Role of procalcitonin in diagnosis and treatment of acute pancreatitis

Acute pancreatitis (AP) is a common disease with a wide range of presentations. Several scoring systems, such as Ranson and Acute Physiology and Chronic Health Evaluation (APACHE) II were established to predict the severity of acute pancreatitis with acceptable sensitivity and specificity, but they are predominantly designed to predict ICU mortality. The progression to severe pancreatitis is associated with development of a systemic inflammatory response syndrome. In addition, a variety of acute phase reactants, cytokines, chemokines, and other markers of the inflammatory response have been evaluated as predictors of severe AP, as well as markers of development of specific organ-system failure. C-reactive protein is the most commonly used single severity marker of AP but the sensitivity, specificity, and predictive values for CRP were lower than those for procalcitonin. For over a decade, serum PCT has been available as early predictor of development of local complication, severity and organ failure in patients with acute pancreatitis.

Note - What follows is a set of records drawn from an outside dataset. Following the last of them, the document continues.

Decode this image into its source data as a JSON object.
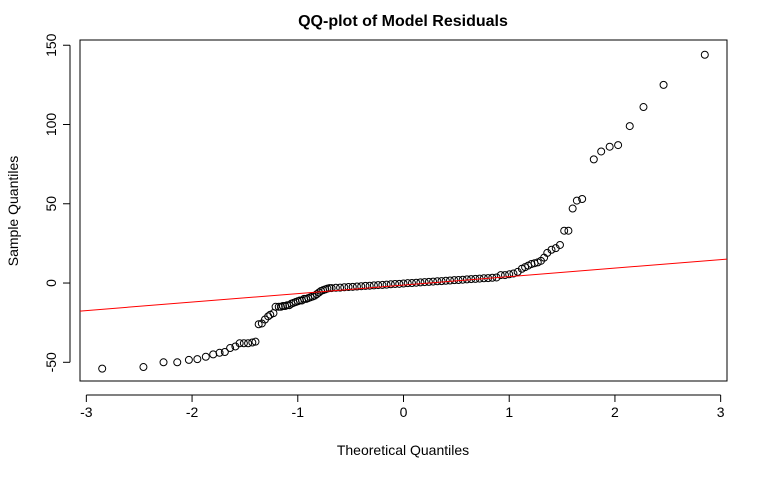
{
  "chart_data": {
    "type": "scatter",
    "title": "QQ-plot of Model Residuals",
    "x_label": "Theoretical Quantiles",
    "y_label": "Sample Quantiles",
    "x": [
      -2.85,
      -2.46,
      -2.27,
      -2.14,
      -2.03,
      -1.95,
      -1.87,
      -1.8,
      -1.74,
      -1.69,
      -1.64,
      -1.59,
      -1.55,
      -1.51,
      -1.47,
      -1.43,
      -1.4,
      -1.37,
      -1.34,
      -1.31,
      -1.28,
      -1.26,
      -1.23,
      -1.21,
      -1.18,
      -1.16,
      -1.14,
      -1.12,
      -1.1,
      -1.08,
      -1.06,
      -1.04,
      -1.02,
      -1.0,
      -0.98,
      -0.96,
      -0.94,
      -0.92,
      -0.9,
      -0.88,
      -0.86,
      -0.84,
      -0.82,
      -0.8,
      -0.78,
      -0.76,
      -0.74,
      -0.72,
      -0.7,
      -0.68,
      -0.64,
      -0.6,
      -0.56,
      -0.52,
      -0.48,
      -0.44,
      -0.4,
      -0.36,
      -0.32,
      -0.28,
      -0.24,
      -0.2,
      -0.16,
      -0.12,
      -0.08,
      -0.04,
      0,
      0.04,
      0.08,
      0.12,
      0.16,
      0.2,
      0.24,
      0.28,
      0.32,
      0.36,
      0.4,
      0.44,
      0.48,
      0.52,
      0.56,
      0.6,
      0.64,
      0.68,
      0.72,
      0.76,
      0.8,
      0.84,
      0.88,
      0.92,
      0.96,
      1.0,
      1.04,
      1.08,
      1.12,
      1.15,
      1.18,
      1.21,
      1.24,
      1.27,
      1.3,
      1.33,
      1.36,
      1.4,
      1.44,
      1.48,
      1.52,
      1.56,
      1.6,
      1.64,
      1.69,
      1.8,
      1.87,
      1.95,
      2.03,
      2.14,
      2.27,
      2.46,
      2.85
    ],
    "values": [
      -54,
      -53,
      -50,
      -50,
      -48.5,
      -48,
      -46.5,
      -45,
      -44,
      -43.5,
      -41,
      -40,
      -38,
      -38,
      -38,
      -37.5,
      -37,
      -26,
      -25.5,
      -23,
      -21,
      -20,
      -19,
      -15,
      -15,
      -15,
      -14.5,
      -14.5,
      -14,
      -14,
      -13,
      -12.5,
      -12,
      -11.5,
      -11,
      -11,
      -10,
      -10,
      -9.5,
      -9,
      -8.5,
      -8,
      -7,
      -6,
      -5,
      -4.5,
      -4,
      -3.5,
      -3.2,
      -3.2,
      -3.0,
      -2.9,
      -2.7,
      -2.5,
      -2.4,
      -2.2,
      -2.0,
      -1.8,
      -1.7,
      -1.5,
      -1.3,
      -1.2,
      -1.0,
      -0.8,
      -0.6,
      -0.5,
      -0.3,
      -0.1,
      0.0,
      0.2,
      0.4,
      0.6,
      0.7,
      0.9,
      1.1,
      1.2,
      1.4,
      1.6,
      1.8,
      1.9,
      2.1,
      2.3,
      2.5,
      2.6,
      2.8,
      3.0,
      3.1,
      3.3,
      3.5,
      5,
      5,
      5.5,
      6,
      7,
      9,
      10,
      11,
      12,
      12.5,
      13,
      14,
      16,
      19,
      21,
      22,
      24,
      33,
      33,
      47,
      52,
      53,
      78,
      83,
      86,
      87,
      99,
      111,
      125,
      144
    ],
    "color": "#000000",
    "reference_line": {
      "x": [
        -3.06,
        3.06
      ],
      "y": [
        -17.7,
        15.1
      ],
      "color": "#ff0000"
    },
    "xlim": [
      -3.06,
      3.06
    ],
    "ylim": [
      -61.8,
      153.3
    ],
    "xticks": [
      -3,
      -2,
      -1,
      0,
      1,
      2,
      3
    ],
    "yticks": [
      -50,
      0,
      50,
      100,
      150
    ]
  }
}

Recent metaanalysis have proved PCT as good predictor of either of SAP or as a predictor of development of infected pancreatic necrosis. Different citokines, chemokines and their antagonists including: TNF-α, sTNFR, IL-1, IL1-RA, IL-6, IL-8, MCP-1 and MIF might be used as a biomarker of disease severity in AP. Recently, most promising results coming from animal model studies considering measurements of specific pancreatic micro RNA (miR-216a) as a good biomarker for pancreatic injury. Future clinical assessments in humans are warranted to test its feasibility in patients. We may conclude that large, prospective studies are needed to identify ideal serum biomarkers of identifying AP and predicting the disease severity.